There's, like, a crisis going on around here.
With cherry blossoms dotting city sidewalks and tulips bursting open all around us, readers might be tempted to wonder why the Nose is so alarmed. Simple.
Open this month's edition of Oregon Business magazine. There, in a story about mayoral candidate Jim Francesconi, parking magnate Greg Goodman weighs in on the local business climate.
It's no secret that Goodman, president of City Center Parking, and his colleagues at the Portland Business Alliance are unhappy with Mayor Vera Katz. They don't like her coddling of panhandlers. They don't like her aversion to automobiles, and they hate the tax that the city and county levy on business profits.
"The business climate is a disaster," Goodman tells Oregon Business. "There's like a prohibition on wealth creation around here."
Now, the Nose ain't exactly Alan Greenspan, but he finds Goodman an odd champion of laissez-faire economics. That's because for years the Nose has been forking over big dinero to park his rig in Goodman's lots all over this city. And there may be nobody in this town who has benefited more from government intervention than the Goodman family.
You see, about 30 years ago, City Hall capped the number of parking spaces downtown. At that time, City Center Parking controlled most of the lots, meaning the government action gave the Goodman clan a virtual monopoly on parking. As the region's population soared, the Goodmans rolled their profits into acquiring more lots from other operators. (By some estimates, at one time they owned or leased as many as 90 percent of the spaces downtown.)
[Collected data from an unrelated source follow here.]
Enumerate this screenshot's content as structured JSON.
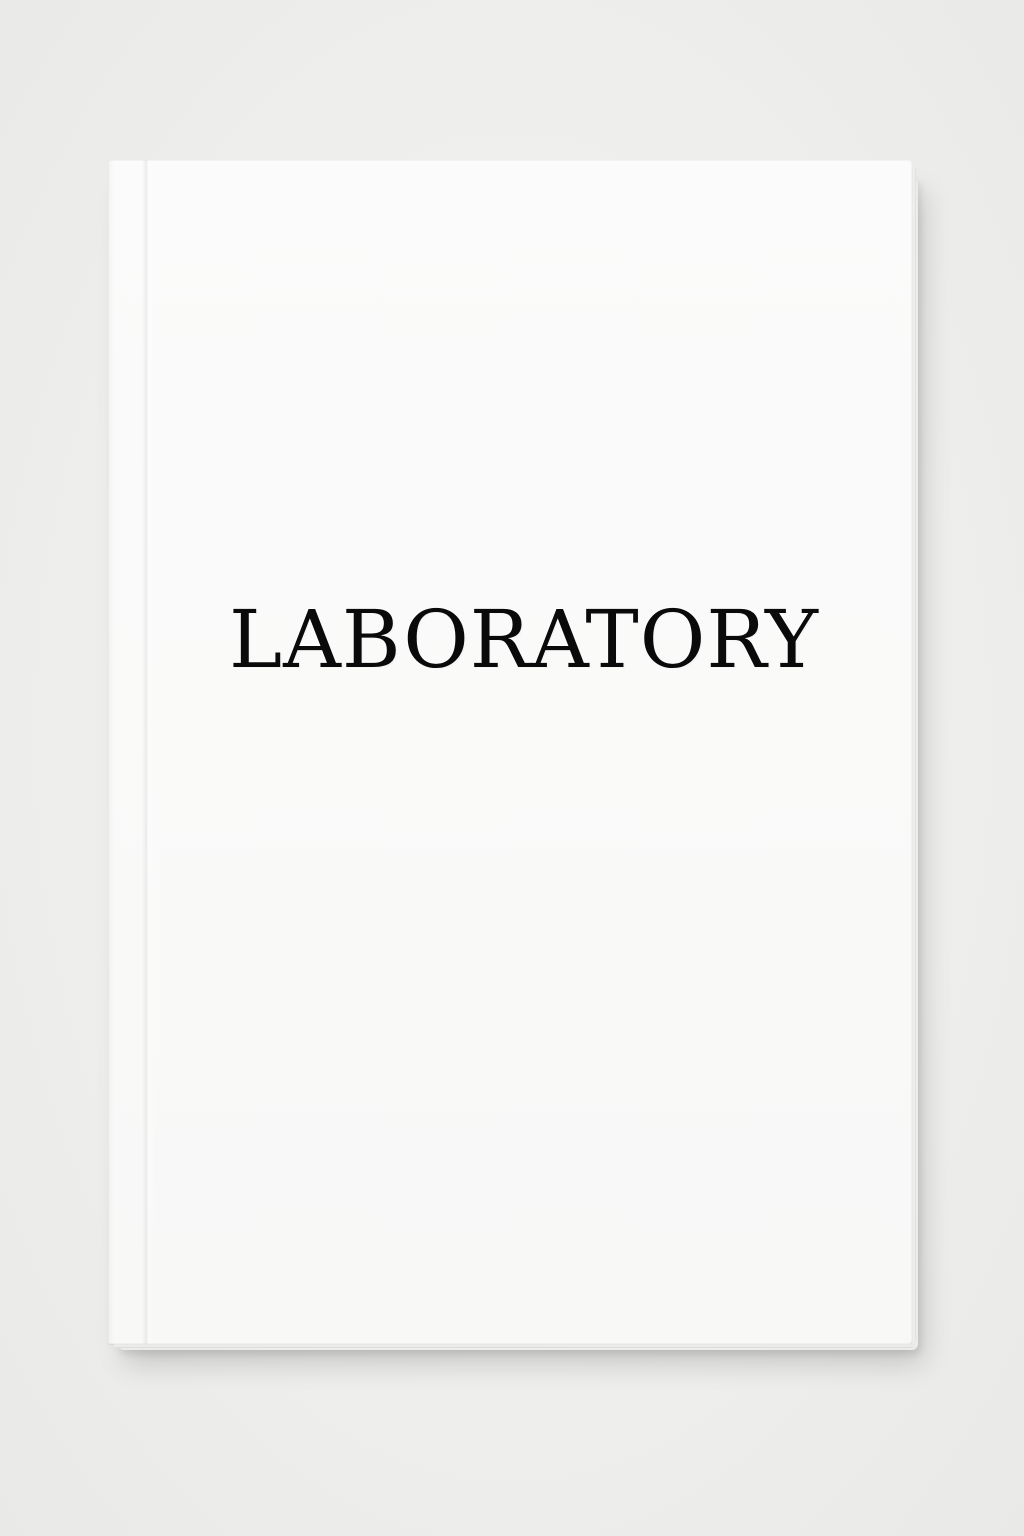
{
  "notebook": {
    "cover_title": "LABORATORY"
  },
  "colors": {
    "background": "#efefed",
    "cover": "#fafafa",
    "title_text": "#0a0a0a"
  }
}
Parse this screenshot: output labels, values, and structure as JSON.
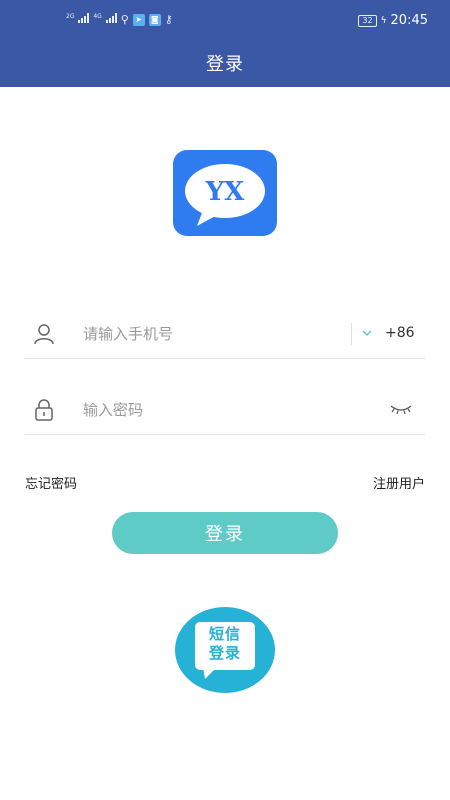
{
  "status_bar": {
    "net1": "2G",
    "net2": "4G",
    "battery": "32",
    "time": "20:45"
  },
  "header": {
    "title": "登录"
  },
  "logo": {
    "text": "YX"
  },
  "form": {
    "phone_placeholder": "请输入手机号",
    "country_code": "+86",
    "password_placeholder": "输入密码"
  },
  "links": {
    "forgot_password": "忘记密码",
    "register": "注册用户"
  },
  "login_button": "登录",
  "sms_login": {
    "line1": "短信",
    "line2": "登录"
  },
  "colors": {
    "header": "#3a58a6",
    "login_button": "#5fcbc6",
    "sms_button": "#26b2d6",
    "logo": "#2f7bf0"
  }
}
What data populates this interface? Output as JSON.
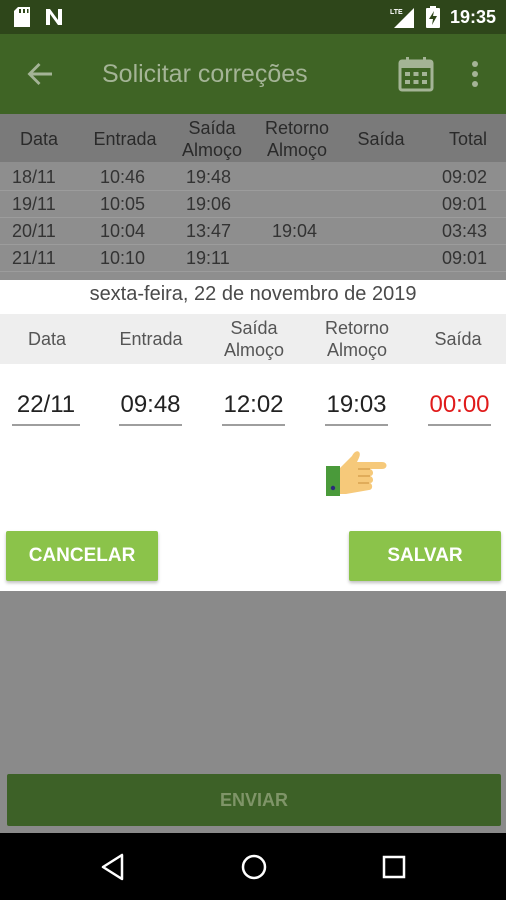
{
  "status_bar": {
    "time": "19:35",
    "network": "LTE",
    "icons": [
      "sd-card-icon",
      "n-notification-icon",
      "lte-signal-icon",
      "battery-charging-icon"
    ]
  },
  "app_bar": {
    "title": "Solicitar correções",
    "icons": [
      "back-arrow-icon",
      "calendar-icon",
      "more-vert-icon"
    ]
  },
  "background_table": {
    "headers": {
      "data": "Data",
      "entrada": "Entrada",
      "saida_almoco_1": "Saída",
      "saida_almoco_2": "Almoço",
      "retorno_almoco_1": "Retorno",
      "retorno_almoco_2": "Almoço",
      "saida": "Saída",
      "total": "Total"
    },
    "rows": [
      {
        "data": "18/11",
        "entrada": "10:46",
        "saida_almoco": "19:48",
        "retorno_almoco": "",
        "saida": "",
        "total": "09:02"
      },
      {
        "data": "19/11",
        "entrada": "10:05",
        "saida_almoco": "19:06",
        "retorno_almoco": "",
        "saida": "",
        "total": "09:01"
      },
      {
        "data": "20/11",
        "entrada": "10:04",
        "saida_almoco": "13:47",
        "retorno_almoco": "19:04",
        "saida": "",
        "total": "03:43"
      },
      {
        "data": "21/11",
        "entrada": "10:10",
        "saida_almoco": "19:11",
        "retorno_almoco": "",
        "saida": "",
        "total": "09:01"
      }
    ]
  },
  "dialog": {
    "date_label": "sexta-feira, 22 de novembro de 2019",
    "headers": {
      "data": "Data",
      "entrada": "Entrada",
      "saida_almoco_1": "Saída",
      "saida_almoco_2": "Almoço",
      "retorno_almoco_1": "Retorno",
      "retorno_almoco_2": "Almoço",
      "saida": "Saída"
    },
    "fields": {
      "data": "22/11",
      "entrada": "09:48",
      "saida_almoco": "12:02",
      "retorno_almoco": "19:03",
      "saida": "00:00"
    },
    "cancel_label": "CANCELAR",
    "save_label": "SALVAR"
  },
  "send_label": "ENVIAR",
  "colors": {
    "status_bar": "#2e461a",
    "app_bar": "#3f6425",
    "button_green": "#8bc34a",
    "error_red": "#e01b1b",
    "send_button": "#3d6127"
  }
}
In addition to the private lots they owned or managed, they also enjoyed a crucial contract to operate the six city-owned Smart Park garages.
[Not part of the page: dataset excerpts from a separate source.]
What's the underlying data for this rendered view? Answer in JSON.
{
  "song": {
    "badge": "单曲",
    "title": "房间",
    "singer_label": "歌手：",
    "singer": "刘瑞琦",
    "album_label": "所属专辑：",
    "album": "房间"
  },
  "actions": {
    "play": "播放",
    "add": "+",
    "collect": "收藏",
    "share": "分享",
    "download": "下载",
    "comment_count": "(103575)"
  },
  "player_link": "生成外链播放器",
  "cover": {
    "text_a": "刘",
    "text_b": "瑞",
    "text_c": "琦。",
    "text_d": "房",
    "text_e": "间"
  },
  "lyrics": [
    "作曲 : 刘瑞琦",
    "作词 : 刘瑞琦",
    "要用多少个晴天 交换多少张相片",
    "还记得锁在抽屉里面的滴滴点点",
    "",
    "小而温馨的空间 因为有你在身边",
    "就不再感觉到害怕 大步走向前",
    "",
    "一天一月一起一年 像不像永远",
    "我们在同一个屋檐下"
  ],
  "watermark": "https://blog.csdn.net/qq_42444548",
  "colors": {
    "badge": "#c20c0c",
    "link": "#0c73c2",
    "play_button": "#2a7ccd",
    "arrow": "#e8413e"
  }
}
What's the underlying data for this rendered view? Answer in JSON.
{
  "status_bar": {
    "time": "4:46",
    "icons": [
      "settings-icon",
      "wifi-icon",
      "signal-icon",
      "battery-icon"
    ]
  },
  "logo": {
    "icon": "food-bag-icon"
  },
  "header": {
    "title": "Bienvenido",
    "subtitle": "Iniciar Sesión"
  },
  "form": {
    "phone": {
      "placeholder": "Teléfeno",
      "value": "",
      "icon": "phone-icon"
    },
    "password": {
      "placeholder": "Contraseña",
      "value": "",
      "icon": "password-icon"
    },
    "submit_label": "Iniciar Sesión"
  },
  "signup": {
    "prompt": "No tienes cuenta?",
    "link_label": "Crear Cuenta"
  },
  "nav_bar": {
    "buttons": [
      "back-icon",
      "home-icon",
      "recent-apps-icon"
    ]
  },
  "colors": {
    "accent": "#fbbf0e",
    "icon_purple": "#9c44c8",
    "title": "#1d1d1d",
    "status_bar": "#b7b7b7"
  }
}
Talk about wealth creation.
In fact, the Nose will bet that Goodman's real beef with City Hall is not about excessive government meddling. Instead, it's about the city's move last year to make the parking market more competitive. The Goodmans' asphalt-and-concrete empire began to show some cracks in May when the City Council took the first step toward opening up the market by awarding Smart Park's management contract to Goodman's competitor, Star Park, which had teamed up with a coalition of minority business associations (see "Space Wars," WW, June 4, 2003).
Earlier this month, Katz and her brethren took another step toward ending City Center's 19-year grip on the Smart Park facilities, declining to extend the company's deal to handle the cash at city garages.
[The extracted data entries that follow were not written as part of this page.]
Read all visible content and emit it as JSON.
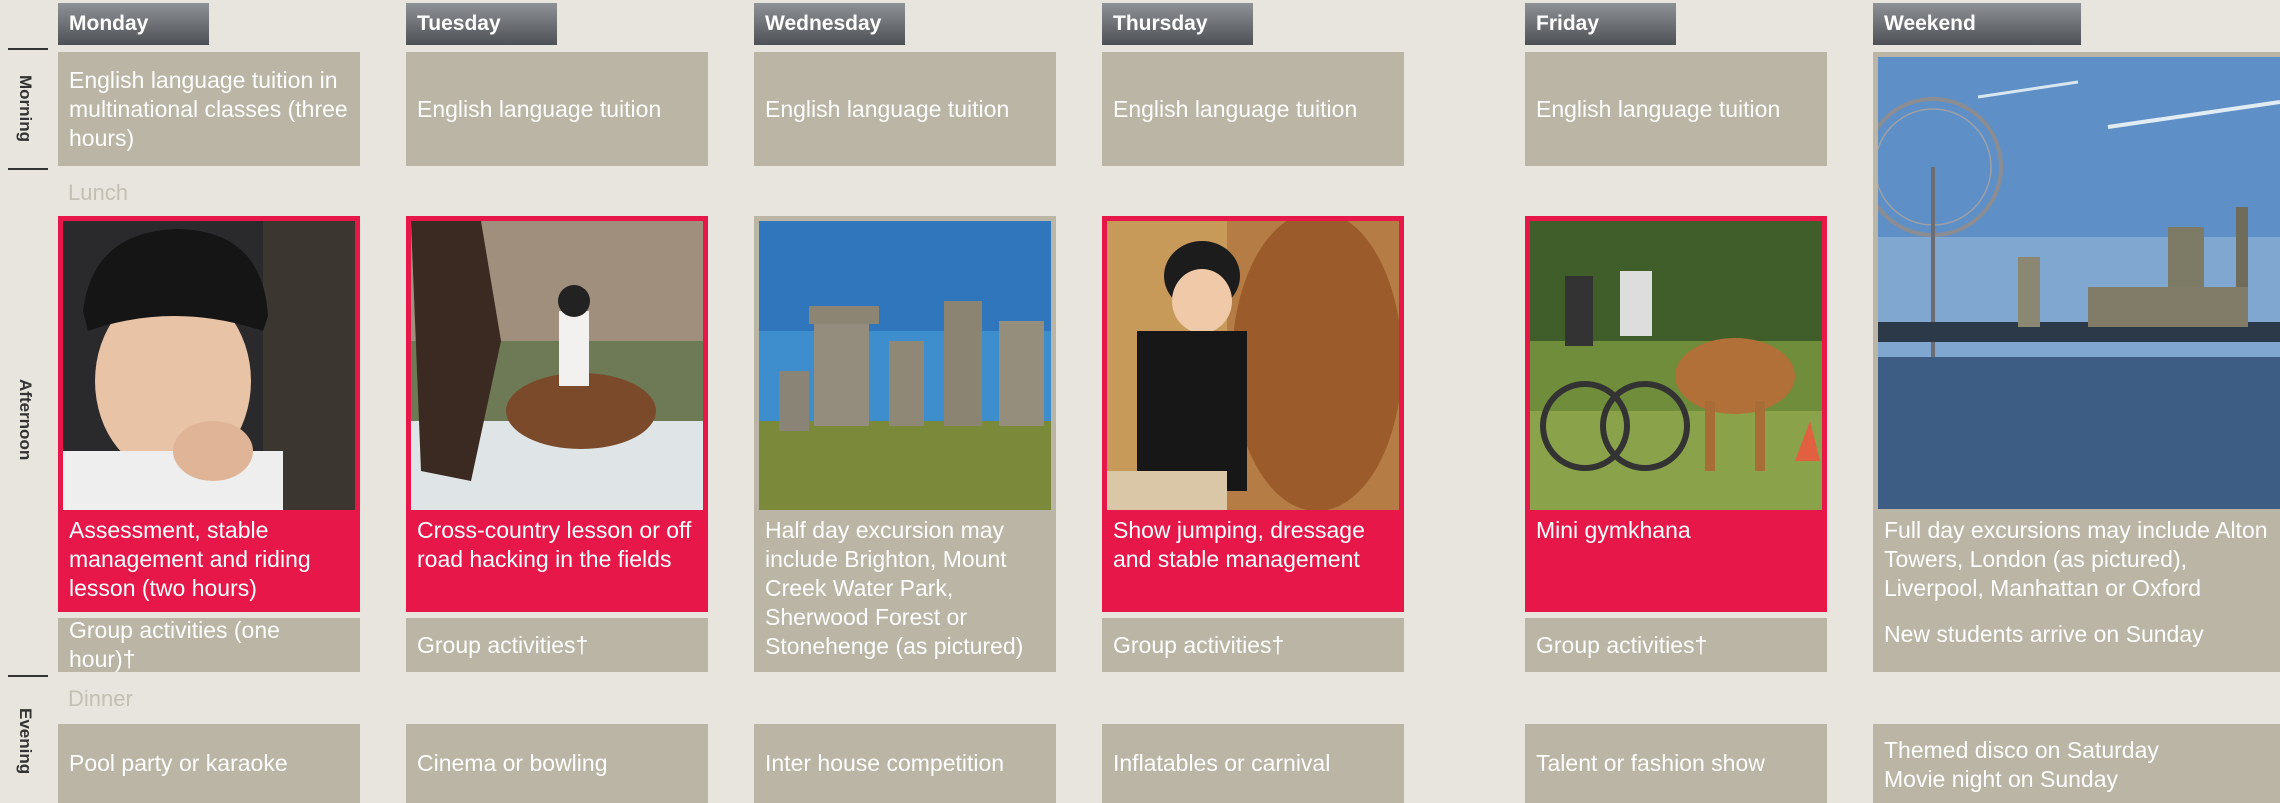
{
  "days": [
    {
      "name": "Monday"
    },
    {
      "name": "Tuesday"
    },
    {
      "name": "Wednesday"
    },
    {
      "name": "Thursday"
    },
    {
      "name": "Friday"
    },
    {
      "name": "Weekend"
    }
  ],
  "sections": {
    "morning": "Morning",
    "afternoon": "Afternoon",
    "evening": "Evening"
  },
  "meals": {
    "lunch": "Lunch",
    "dinner": "Dinner"
  },
  "morning": [
    "English language tuition in multinational classes (three hours)",
    "English language tuition",
    "English language tuition",
    "English language tuition",
    "English language tuition"
  ],
  "afternoon": [
    {
      "caption": "Assessment, stable management and riding lesson (two hours)",
      "photo": "rider-helmet-photo",
      "group": "Group activities (one hour)†"
    },
    {
      "caption": "Cross-country lesson or off road hacking in the fields",
      "photo": "horse-water-photo",
      "group": "Group activities†"
    },
    {
      "caption": "Half day excursion may include Brighton, Mount Creek Water Park, Sherwood Forest or Stonehenge (as pictured)",
      "photo": "stonehenge-photo"
    },
    {
      "caption": "Show jumping, dressage and stable management",
      "photo": "girl-horse-photo",
      "group": "Group activities†"
    },
    {
      "caption": "Mini gymkhana",
      "photo": "horse-cart-photo",
      "group": "Group activities†"
    },
    {
      "caption": "Full day excursions may include Alton Towers, London (as pictured), Liverpool, Manhattan or Oxford",
      "note": "New students arrive on Sunday",
      "photo": "london-eye-photo"
    }
  ],
  "evening": [
    "Pool party or karaoke",
    "Cinema or bowling",
    "Inter house competition",
    "Inflatables or carnival",
    "Talent or fashion show"
  ],
  "weekend_evening": [
    "Themed disco on Saturday",
    "Movie night on Sunday"
  ],
  "colors": {
    "accent": "#e8174a",
    "cell": "#bab5a4",
    "background": "#e8e5de"
  }
}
Goodman reacted angrily, which may have informed his comments to Oregon Business magazine about the city's hostility toward business.
Look, Goodman's complaint--that locally imposed business taxes are too high--has some merit. Those taxes, which total nearly 4 percent of net income for Portland employers, provide a big incentive to move to the 'Couv or Lake O.
But if the business community wants its message about taxes to be taken seriously, it might want to find a different messenger.